Government to pay Sh2.9bn mining royalties to counties

Mining in Kenya

Mining CS Salim Mvurya has said that the national government is committed to disburse mineral royalties to counties, and announced a total of Sh2.9 billion has been set aside for this purpose.

Currently, there are 32 counties awaiting their share of these royalties, with notable amounts earmarked for regions such as Kwale (Sh1.1 billion), Kilifi (Sh350 million), and Kajiado (Sh660 million).

This announcement follows a wave of criticism from various quarters, including mining-affected communities and local leaders, who accused the government of deliberately withholding these funds. Concerns were raised over the prolonged delay since the initial promise was made.

Addressing these concerns, Mvurya attributed the delay to financial constraints but assured that the current administration is resolute in ensuring that communities benefit from their natural resources.

He acknowledged past disorganization within the Ministry of Mining and the infiltration of cartels into the sector during previous administrations.

However, optimism prevails with recent amendments to the Mining Act and the establishment of a robust legal framework for the distribution of mineral royalties.
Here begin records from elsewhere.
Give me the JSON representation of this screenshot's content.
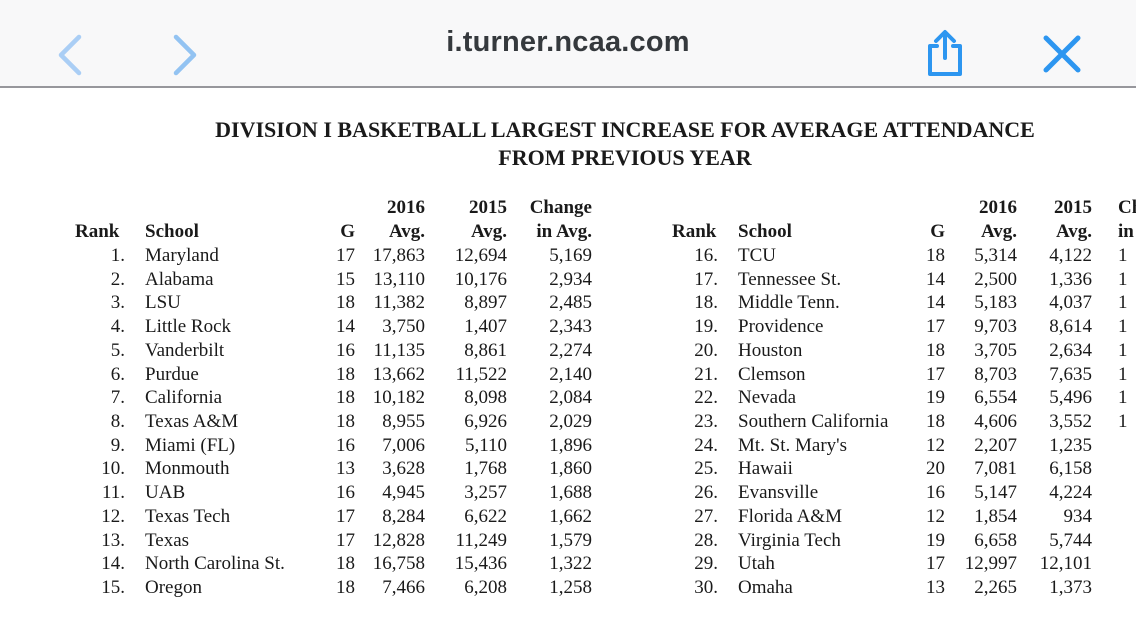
{
  "browser_bar": {
    "url_title": "i.turner.ncaa.com",
    "icons": {
      "back": "chevron-left-icon",
      "forward": "chevron-right-icon",
      "share": "share-icon",
      "close": "close-icon"
    },
    "colors": {
      "bar_background": "#F8F8F9",
      "bar_border": "#97979C",
      "accent_blue": "#2D96F0",
      "chevron_back_blue": "#AACEF5",
      "chevron_forward_blue": "#93C3F2",
      "title_text": "#35393D"
    }
  },
  "document": {
    "title_line1": "DIVISION I BASKETBALL LARGEST INCREASE FOR AVERAGE ATTENDANCE",
    "title_line2": "FROM PREVIOUS YEAR",
    "text_color": "#1A1A1A",
    "tables": [
      {
        "headers": {
          "rank": "Rank",
          "school": "School",
          "g": "G",
          "y2016_line1": "2016",
          "y2016_line2": "Avg.",
          "y2015_line1": "2015",
          "y2015_line2": "Avg.",
          "change_line1": "Change",
          "change_line2": "in Avg."
        },
        "rows": [
          {
            "rank": "1.",
            "school": "Maryland",
            "g": "17",
            "avg2016": "17,863",
            "avg2015": "12,694",
            "change": "5,169"
          },
          {
            "rank": "2.",
            "school": "Alabama",
            "g": "15",
            "avg2016": "13,110",
            "avg2015": "10,176",
            "change": "2,934"
          },
          {
            "rank": "3.",
            "school": "LSU",
            "g": "18",
            "avg2016": "11,382",
            "avg2015": "8,897",
            "change": "2,485"
          },
          {
            "rank": "4.",
            "school": "Little Rock",
            "g": "14",
            "avg2016": "3,750",
            "avg2015": "1,407",
            "change": "2,343"
          },
          {
            "rank": "5.",
            "school": "Vanderbilt",
            "g": "16",
            "avg2016": "11,135",
            "avg2015": "8,861",
            "change": "2,274"
          },
          {
            "rank": "6.",
            "school": "Purdue",
            "g": "18",
            "avg2016": "13,662",
            "avg2015": "11,522",
            "change": "2,140"
          },
          {
            "rank": "7.",
            "school": "California",
            "g": "18",
            "avg2016": "10,182",
            "avg2015": "8,098",
            "change": "2,084"
          },
          {
            "rank": "8.",
            "school": "Texas A&M",
            "g": "18",
            "avg2016": "8,955",
            "avg2015": "6,926",
            "change": "2,029"
          },
          {
            "rank": "9.",
            "school": "Miami (FL)",
            "g": "16",
            "avg2016": "7,006",
            "avg2015": "5,110",
            "change": "1,896"
          },
          {
            "rank": "10.",
            "school": "Monmouth",
            "g": "13",
            "avg2016": "3,628",
            "avg2015": "1,768",
            "change": "1,860"
          },
          {
            "rank": "11.",
            "school": "UAB",
            "g": "16",
            "avg2016": "4,945",
            "avg2015": "3,257",
            "change": "1,688"
          },
          {
            "rank": "12.",
            "school": "Texas Tech",
            "g": "17",
            "avg2016": "8,284",
            "avg2015": "6,622",
            "change": "1,662"
          },
          {
            "rank": "13.",
            "school": "Texas",
            "g": "17",
            "avg2016": "12,828",
            "avg2015": "11,249",
            "change": "1,579"
          },
          {
            "rank": "14.",
            "school": "North Carolina St.",
            "g": "18",
            "avg2016": "16,758",
            "avg2015": "15,436",
            "change": "1,322"
          },
          {
            "rank": "15.",
            "school": "Oregon",
            "g": "18",
            "avg2016": "7,466",
            "avg2015": "6,208",
            "change": "1,258"
          }
        ]
      },
      {
        "headers": {
          "rank": "Rank",
          "school": "School",
          "g": "G",
          "y2016_line1": "2016",
          "y2016_line2": "Avg.",
          "y2015_line1": "2015",
          "y2015_line2": "Avg.",
          "change_line1": "Cha",
          "change_line2": "in"
        },
        "rows": [
          {
            "rank": "16.",
            "school": "TCU",
            "g": "18",
            "avg2016": "5,314",
            "avg2015": "4,122",
            "change": "1"
          },
          {
            "rank": "17.",
            "school": "Tennessee St.",
            "g": "14",
            "avg2016": "2,500",
            "avg2015": "1,336",
            "change": "1"
          },
          {
            "rank": "18.",
            "school": "Middle Tenn.",
            "g": "14",
            "avg2016": "5,183",
            "avg2015": "4,037",
            "change": "1"
          },
          {
            "rank": "19.",
            "school": "Providence",
            "g": "17",
            "avg2016": "9,703",
            "avg2015": "8,614",
            "change": "1"
          },
          {
            "rank": "20.",
            "school": "Houston",
            "g": "18",
            "avg2016": "3,705",
            "avg2015": "2,634",
            "change": "1"
          },
          {
            "rank": "21.",
            "school": "Clemson",
            "g": "17",
            "avg2016": "8,703",
            "avg2015": "7,635",
            "change": "1"
          },
          {
            "rank": "22.",
            "school": "Nevada",
            "g": "19",
            "avg2016": "6,554",
            "avg2015": "5,496",
            "change": "1"
          },
          {
            "rank": "23.",
            "school": "Southern California",
            "g": "18",
            "avg2016": "4,606",
            "avg2015": "3,552",
            "change": "1"
          },
          {
            "rank": "24.",
            "school": "Mt. St. Mary's",
            "g": "12",
            "avg2016": "2,207",
            "avg2015": "1,235",
            "change": ""
          },
          {
            "rank": "25.",
            "school": "Hawaii",
            "g": "20",
            "avg2016": "7,081",
            "avg2015": "6,158",
            "change": ""
          },
          {
            "rank": "26.",
            "school": "Evansville",
            "g": "16",
            "avg2016": "5,147",
            "avg2015": "4,224",
            "change": ""
          },
          {
            "rank": "27.",
            "school": "Florida A&M",
            "g": "12",
            "avg2016": "1,854",
            "avg2015": "934",
            "change": ""
          },
          {
            "rank": "28.",
            "school": "Virginia Tech",
            "g": "19",
            "avg2016": "6,658",
            "avg2015": "5,744",
            "change": ""
          },
          {
            "rank": "29.",
            "school": "Utah",
            "g": "17",
            "avg2016": "12,997",
            "avg2015": "12,101",
            "change": ""
          },
          {
            "rank": "30.",
            "school": "Omaha",
            "g": "13",
            "avg2016": "2,265",
            "avg2015": "1,373",
            "change": ""
          }
        ]
      }
    ]
  }
}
Mvurya emphasized the importance of these reforms in paving the way for effective disbursement of funds.

Under the amended Mining Act of 2016, royalties from mineral rights holders are to be shared among the national government, county governments, and affected communities, with a prescribed percentage distribution of 70-20-10. Despite this, ambiguities regarding fund allocation persisted.

To address these challenges, Mvurya revealed the government’s initiative to introduce a comprehensive Royalty Fund Sharing bill, facilitating seamless disbursement through the National Treasury.
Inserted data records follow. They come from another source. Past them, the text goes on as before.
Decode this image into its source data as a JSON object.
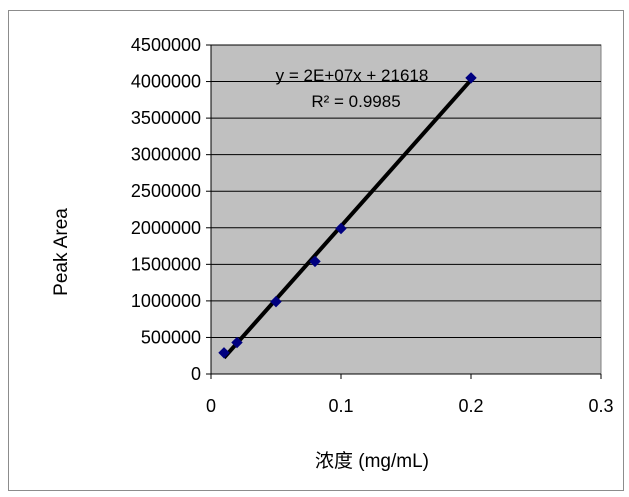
{
  "chart_data": {
    "type": "scatter",
    "xlabel": "浓度 (mg/mL)",
    "ylabel": "Peak Area",
    "xlim": [
      0,
      0.3
    ],
    "ylim": [
      0,
      4500000
    ],
    "x_ticks": [
      "0",
      "0.1",
      "0.2",
      "0.3"
    ],
    "y_ticks": [
      "0",
      "500000",
      "1000000",
      "1500000",
      "2000000",
      "2500000",
      "3000000",
      "3500000",
      "4000000",
      "4500000"
    ],
    "grid": "horizontal",
    "series": [
      {
        "x": [
          0.01,
          0.02,
          0.05,
          0.08,
          0.1,
          0.2
        ],
        "y": [
          290000,
          430000,
          990000,
          1540000,
          1990000,
          4050000
        ],
        "marker": "diamond",
        "color": "#000080"
      }
    ],
    "trendline": {
      "type": "linear",
      "x": [
        0.01,
        0.2
      ],
      "y": [
        221618,
        4021618
      ],
      "color": "#000000",
      "equation": "y = 2E+07x + 21618",
      "r_squared": "R² = 0.9985"
    },
    "plot_background": "#c0c0c0"
  }
}
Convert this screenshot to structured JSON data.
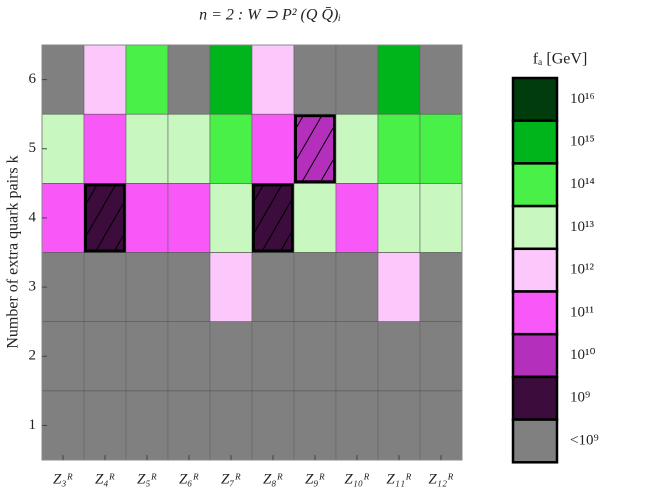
{
  "chart_data": {
    "type": "heatmap",
    "title": "n = 2 :   W ⊃ P² (Q Q̄)ᵢ",
    "y_label": "Number of extra quark pairs k",
    "x": [
      "Z₃ᴿ",
      "Z₄ᴿ",
      "Z₅ᴿ",
      "Z₆ᴿ",
      "Z₇ᴿ",
      "Z₈ᴿ",
      "Z₉ᴿ",
      "Z₁₀ᴿ",
      "Z₁₁ᴿ",
      "Z₁₂ᴿ"
    ],
    "y": [
      1,
      2,
      3,
      4,
      5,
      6
    ],
    "ylim": [
      0.5,
      6.5
    ],
    "yticks": [
      1,
      2,
      3,
      4,
      5,
      6
    ],
    "grid": true,
    "values": [
      [
        null,
        null,
        null,
        null,
        null,
        null,
        null,
        null,
        null,
        null
      ],
      [
        null,
        null,
        null,
        null,
        null,
        null,
        null,
        null,
        null,
        null
      ],
      [
        null,
        null,
        null,
        null,
        12,
        null,
        null,
        null,
        12,
        null
      ],
      [
        11,
        9,
        11,
        11,
        13,
        9,
        13,
        11,
        13,
        13
      ],
      [
        13,
        11,
        13,
        13,
        14,
        11,
        10,
        13,
        14,
        14
      ],
      [
        null,
        12,
        14,
        null,
        15,
        12,
        null,
        null,
        15,
        null
      ]
    ],
    "hatched": [
      [
        false,
        false,
        false,
        false,
        false,
        false,
        false,
        false,
        false,
        false
      ],
      [
        false,
        false,
        false,
        false,
        false,
        false,
        false,
        false,
        false,
        false
      ],
      [
        false,
        false,
        false,
        false,
        false,
        false,
        false,
        false,
        false,
        false
      ],
      [
        false,
        true,
        false,
        false,
        false,
        true,
        false,
        false,
        false,
        false
      ],
      [
        false,
        false,
        false,
        false,
        false,
        false,
        true,
        false,
        false,
        false
      ],
      [
        false,
        false,
        false,
        false,
        false,
        false,
        false,
        false,
        false,
        false
      ]
    ],
    "colorbar": {
      "title": "fₐ [GeV]",
      "levels": [
        {
          "value": 16,
          "label": "10¹⁶",
          "color": "#003c0c"
        },
        {
          "value": 15,
          "label": "10¹⁵",
          "color": "#00b41c"
        },
        {
          "value": 14,
          "label": "10¹⁴",
          "color": "#48f048"
        },
        {
          "value": 13,
          "label": "10¹³",
          "color": "#c8f8c0"
        },
        {
          "value": 12,
          "label": "10¹²",
          "color": "#fcc8fc"
        },
        {
          "value": 11,
          "label": "10¹¹",
          "color": "#f858f8"
        },
        {
          "value": 10,
          "label": "10¹⁰",
          "color": "#b430bc"
        },
        {
          "value": 9,
          "label": "10⁹",
          "color": "#3c0c3c"
        },
        {
          "value": null,
          "label": "<10⁹",
          "color": "#808080"
        }
      ]
    }
  }
}
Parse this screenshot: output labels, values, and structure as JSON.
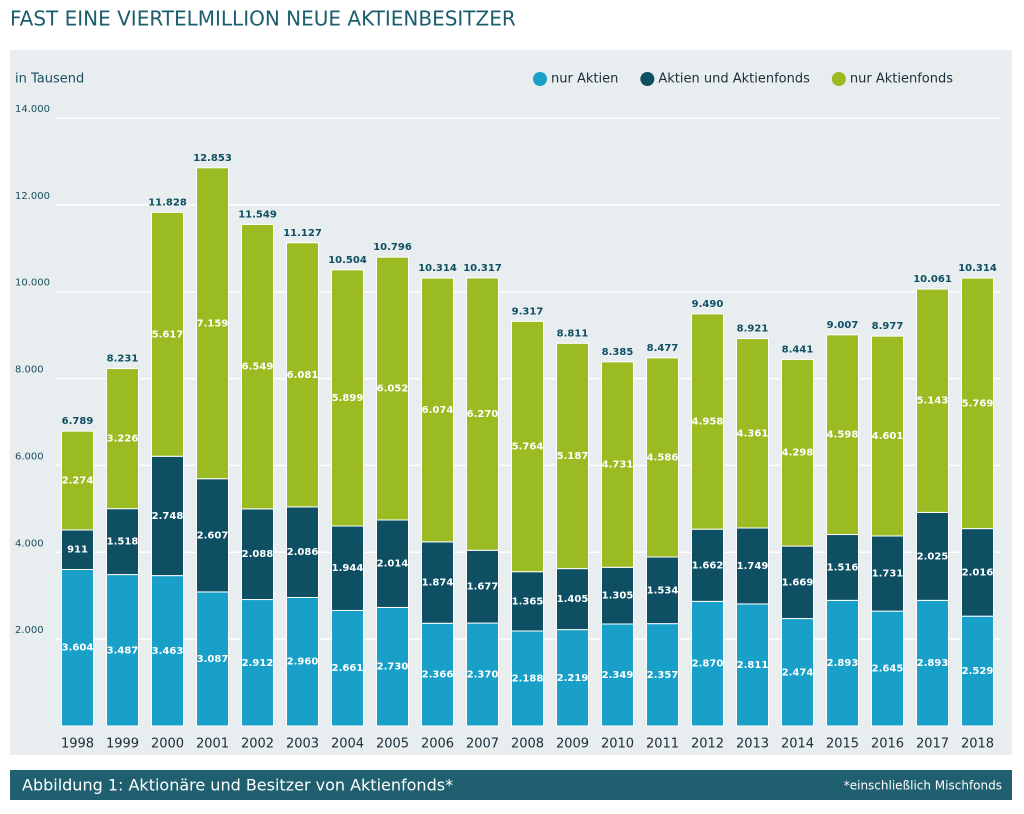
{
  "chart_data": {
    "type": "bar",
    "stacked": true,
    "title": "FAST EINE VIERTELMILLION NEUE AKTIENBESITZER",
    "y_label": "in Tausend",
    "caption": "Abbildung 1: Aktionäre und Besitzer von Aktienfonds*",
    "footnote": "*einschließlich Mischfonds",
    "legend": "top-right",
    "grid": true,
    "categories": [
      "1998",
      "1999",
      "2000",
      "2001",
      "2002",
      "2003",
      "2004",
      "2005",
      "2006",
      "2007",
      "2008",
      "2009",
      "2010",
      "2011",
      "2012",
      "2013",
      "2014",
      "2015",
      "2016",
      "2017",
      "2018"
    ],
    "ylim": [
      0,
      14000
    ],
    "yticks": [
      {
        "value": 2000,
        "label": "2.000"
      },
      {
        "value": 4000,
        "label": "4.000"
      },
      {
        "value": 6000,
        "label": "6.000"
      },
      {
        "value": 8000,
        "label": "8.000"
      },
      {
        "value": 10000,
        "label": "10.000"
      },
      {
        "value": 12000,
        "label": "12.000"
      },
      {
        "value": 14000,
        "label": "14.000"
      }
    ],
    "series": [
      {
        "name": "nur Aktien",
        "color": "#19a0c8",
        "values": [
          3604,
          3487,
          3463,
          3087,
          2912,
          2960,
          2661,
          2730,
          2366,
          2370,
          2188,
          2219,
          2349,
          2357,
          2870,
          2811,
          2474,
          2893,
          2645,
          2893,
          2529
        ],
        "value_labels": [
          "3.604",
          "3.487",
          "3.463",
          "3.087",
          "2.912",
          "2.960",
          "2.661",
          "2.730",
          "2.366",
          "2.370",
          "2.188",
          "2.219",
          "2.349",
          "2.357",
          "2.870",
          "2.811",
          "2.474",
          "2.893",
          "2.645",
          "2.893",
          "2.529"
        ]
      },
      {
        "name": "Aktien und Aktienfonds",
        "color": "#0e4f63",
        "values": [
          911,
          1518,
          2748,
          2607,
          2088,
          2086,
          1944,
          2014,
          1874,
          1677,
          1365,
          1405,
          1305,
          1534,
          1662,
          1749,
          1669,
          1516,
          1731,
          2025,
          2016
        ],
        "value_labels": [
          "911",
          "1.518",
          "2.748",
          "2.607",
          "2.088",
          "2.086",
          "1.944",
          "2.014",
          "1.874",
          "1.677",
          "1.365",
          "1.405",
          "1.305",
          "1.534",
          "1.662",
          "1.749",
          "1.669",
          "1.516",
          "1.731",
          "2.025",
          "2.016"
        ]
      },
      {
        "name": "nur Aktienfonds",
        "color": "#9bbb22",
        "values": [
          2274,
          3226,
          5617,
          7159,
          6549,
          6081,
          5899,
          6052,
          6074,
          6270,
          5764,
          5187,
          4731,
          4586,
          4958,
          4361,
          4298,
          4598,
          4601,
          5143,
          5769
        ],
        "value_labels": [
          "2.274",
          "3.226",
          "5.617",
          "7.159",
          "6.549",
          "6.081",
          "5.899",
          "6.052",
          "6.074",
          "6.270",
          "5.764",
          "5.187",
          "4.731",
          "4.586",
          "4.958",
          "4.361",
          "4.298",
          "4.598",
          "4.601",
          "5.143",
          "5.769"
        ]
      }
    ],
    "totals": {
      "values": [
        6789,
        8231,
        11828,
        12853,
        11549,
        11127,
        10504,
        10796,
        10314,
        10317,
        9317,
        8811,
        8385,
        8477,
        9490,
        8921,
        8441,
        9007,
        8977,
        10061,
        10314
      ],
      "value_labels": [
        "6.789",
        "8.231",
        "11.828",
        "12.853",
        "11.549",
        "11.127",
        "10.504",
        "10.796",
        "10.314",
        "10.317",
        "9.317",
        "8.811",
        "8.385",
        "8.477",
        "9.490",
        "8.921",
        "8.441",
        "9.007",
        "8.977",
        "10.061",
        "10.314"
      ]
    }
  }
}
Efforts have been made to compile data on mining operations and identify beneficiary counties, a task previously overlooked. Mvurya highlighted significant progress since the inception of the current administration, promising imminent releases of mineral royalties as the nation’s economy strengthens.

With over 2.1 million people directly dependent on the mining sector nationwide, Mvurya stressed the importance of regulating the industry and enforcing compliance with existing laws.

Strong warnings were issued to illegal miners, underscoring the government’s commitment to enforcing regulations.

Additionally, Mvurya urged both county and national leaders to stay abreast of evolving legislation, emphasizing the role of accurate information dissemination.

The announcement was made during the launch of the Post Mining Land Use Committee at the Kenya School of Government in Kwale County, underscoring the government’s commitment to responsible post-mining land management.

Echoing Mvurya’s sentiments, Kwale Governor Fatuma Achani emphasized the importance of fulfilling the government’s promise on mineral royalties, citing their critical role in funding development projects.

Achani encouraged residents to actively participate in public engagements, urging them to seek accurate information rather than relying on speculation. She emphasized the need for informed decision-making, particularly regarding post-mining land use planning.